The integration points for Blimp on the client and engine need to move out of cc internals. On the engine this would involve implementing the LayerTreeHost interface for blimp and sharing the frame output in proto format with the blimp layer. There are also a lot of interfaces that we use which need to be re-structured as a part of this.
ImageSerializationProcessor: This mostly has interfaces for Engine/Client Picture caches, which are somewhat convoluted because we weren't doing the necessary state tracking inside cc at all. The purpose of these interfaces is just to track the SkPictures used in the current frame, so we can send the diff from the previous frame. I was thinking about structuring the way frame data is shared from cc in the following way:
struct CompositorProtoState {
// Serialized state stored in the LayerTree.
std::unique_ptr<cc::proto::LayerTreeState> layer_tree;
// List of serialized state for the dirty layers. This includes the Inputs in the Layer,
// and the serialized display list. For SkPictures, when we serialize we put the picture's
// unique id for the picture.
std::vector<cc::proto::LayerState> dirty_layers;
// The set of pictures used in this frame.

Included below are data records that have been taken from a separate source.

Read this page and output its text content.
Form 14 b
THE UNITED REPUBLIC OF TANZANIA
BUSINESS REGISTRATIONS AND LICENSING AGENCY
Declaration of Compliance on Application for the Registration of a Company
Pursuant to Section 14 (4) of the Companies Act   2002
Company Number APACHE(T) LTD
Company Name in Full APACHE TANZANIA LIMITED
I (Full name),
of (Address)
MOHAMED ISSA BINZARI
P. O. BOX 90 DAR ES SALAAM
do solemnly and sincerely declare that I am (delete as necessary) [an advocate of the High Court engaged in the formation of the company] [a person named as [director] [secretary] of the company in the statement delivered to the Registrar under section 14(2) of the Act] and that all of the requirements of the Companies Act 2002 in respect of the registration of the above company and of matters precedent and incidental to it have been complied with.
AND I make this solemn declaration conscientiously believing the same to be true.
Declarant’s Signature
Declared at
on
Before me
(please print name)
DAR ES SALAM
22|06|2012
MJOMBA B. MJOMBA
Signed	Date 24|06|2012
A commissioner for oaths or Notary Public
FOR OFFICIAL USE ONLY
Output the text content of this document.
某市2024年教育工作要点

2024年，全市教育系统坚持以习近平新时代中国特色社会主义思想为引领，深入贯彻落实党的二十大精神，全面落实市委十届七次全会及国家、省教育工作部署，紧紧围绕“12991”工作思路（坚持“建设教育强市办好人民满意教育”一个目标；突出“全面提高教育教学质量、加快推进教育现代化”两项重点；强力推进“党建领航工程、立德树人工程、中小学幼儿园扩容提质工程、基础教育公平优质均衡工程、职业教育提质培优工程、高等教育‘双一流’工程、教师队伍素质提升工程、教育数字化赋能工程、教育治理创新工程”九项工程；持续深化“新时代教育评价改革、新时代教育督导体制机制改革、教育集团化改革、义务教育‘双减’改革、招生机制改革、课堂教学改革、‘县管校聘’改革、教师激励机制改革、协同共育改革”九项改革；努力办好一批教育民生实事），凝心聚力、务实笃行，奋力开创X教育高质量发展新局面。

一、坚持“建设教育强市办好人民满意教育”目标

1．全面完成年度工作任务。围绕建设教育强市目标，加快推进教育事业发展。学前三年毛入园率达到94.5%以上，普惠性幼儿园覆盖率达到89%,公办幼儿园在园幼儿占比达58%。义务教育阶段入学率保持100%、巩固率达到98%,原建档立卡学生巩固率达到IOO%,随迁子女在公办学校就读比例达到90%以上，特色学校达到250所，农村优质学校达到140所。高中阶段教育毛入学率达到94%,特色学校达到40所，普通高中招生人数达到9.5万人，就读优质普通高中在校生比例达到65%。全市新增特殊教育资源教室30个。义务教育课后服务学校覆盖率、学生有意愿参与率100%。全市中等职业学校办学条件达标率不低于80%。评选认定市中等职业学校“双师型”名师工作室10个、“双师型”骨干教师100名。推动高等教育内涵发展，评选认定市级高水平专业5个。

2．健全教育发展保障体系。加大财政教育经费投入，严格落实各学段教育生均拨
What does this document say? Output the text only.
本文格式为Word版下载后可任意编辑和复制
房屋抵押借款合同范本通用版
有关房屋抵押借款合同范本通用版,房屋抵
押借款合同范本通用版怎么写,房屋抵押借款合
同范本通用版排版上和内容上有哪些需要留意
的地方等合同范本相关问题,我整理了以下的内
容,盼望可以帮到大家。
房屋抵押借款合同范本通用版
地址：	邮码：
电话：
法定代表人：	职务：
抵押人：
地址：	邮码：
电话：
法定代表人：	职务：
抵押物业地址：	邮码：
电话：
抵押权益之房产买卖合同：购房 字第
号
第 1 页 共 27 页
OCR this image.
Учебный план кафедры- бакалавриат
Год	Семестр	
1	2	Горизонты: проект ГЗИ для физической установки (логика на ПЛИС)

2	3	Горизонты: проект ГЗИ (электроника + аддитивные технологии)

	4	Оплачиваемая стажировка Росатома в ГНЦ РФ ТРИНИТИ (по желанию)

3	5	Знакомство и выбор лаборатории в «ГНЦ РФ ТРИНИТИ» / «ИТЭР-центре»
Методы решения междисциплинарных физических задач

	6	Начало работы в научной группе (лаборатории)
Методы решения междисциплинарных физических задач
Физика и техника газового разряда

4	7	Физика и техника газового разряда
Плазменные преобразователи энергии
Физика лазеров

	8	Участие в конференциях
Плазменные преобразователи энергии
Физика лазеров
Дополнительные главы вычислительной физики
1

std::unordered_set<sk_sp<SkPicture>> pictures_;
}
Ideally cc shouldn't have to know about the caching being done in blimp. We'll be generating much more granular deltas from the cc protos for other state as well anyway. Slightly iffy part here is going to be that we might end up having to put what the final frame proto sent to the client looks like in cc, because we can't include protos from other directories right now. :/
RemoteProtoChannel: Its implemented by the RenderWidgetCompositor and is used to IPC compositor proto messages out to the browser. We shouldn't send bytes to/from the renderer anymore for the control messages. Especially because a lot of synchronization/scheduling details that were hidden inside cc protos up till now are now going to be done by blimp.
The other part is the sync protocol. I was thinking that for the transition, we can keep the protocol somewhat consistent with what we have right now. Both the engine and client can send state updates, but have to wait for an Ack from the peer before sending another update. And the ack can piggyback on a state update, so the ack for scroll/scale state from the engine can come with a frame update. This will change a lot when we start adding throttling policy to the frame scheduling logic.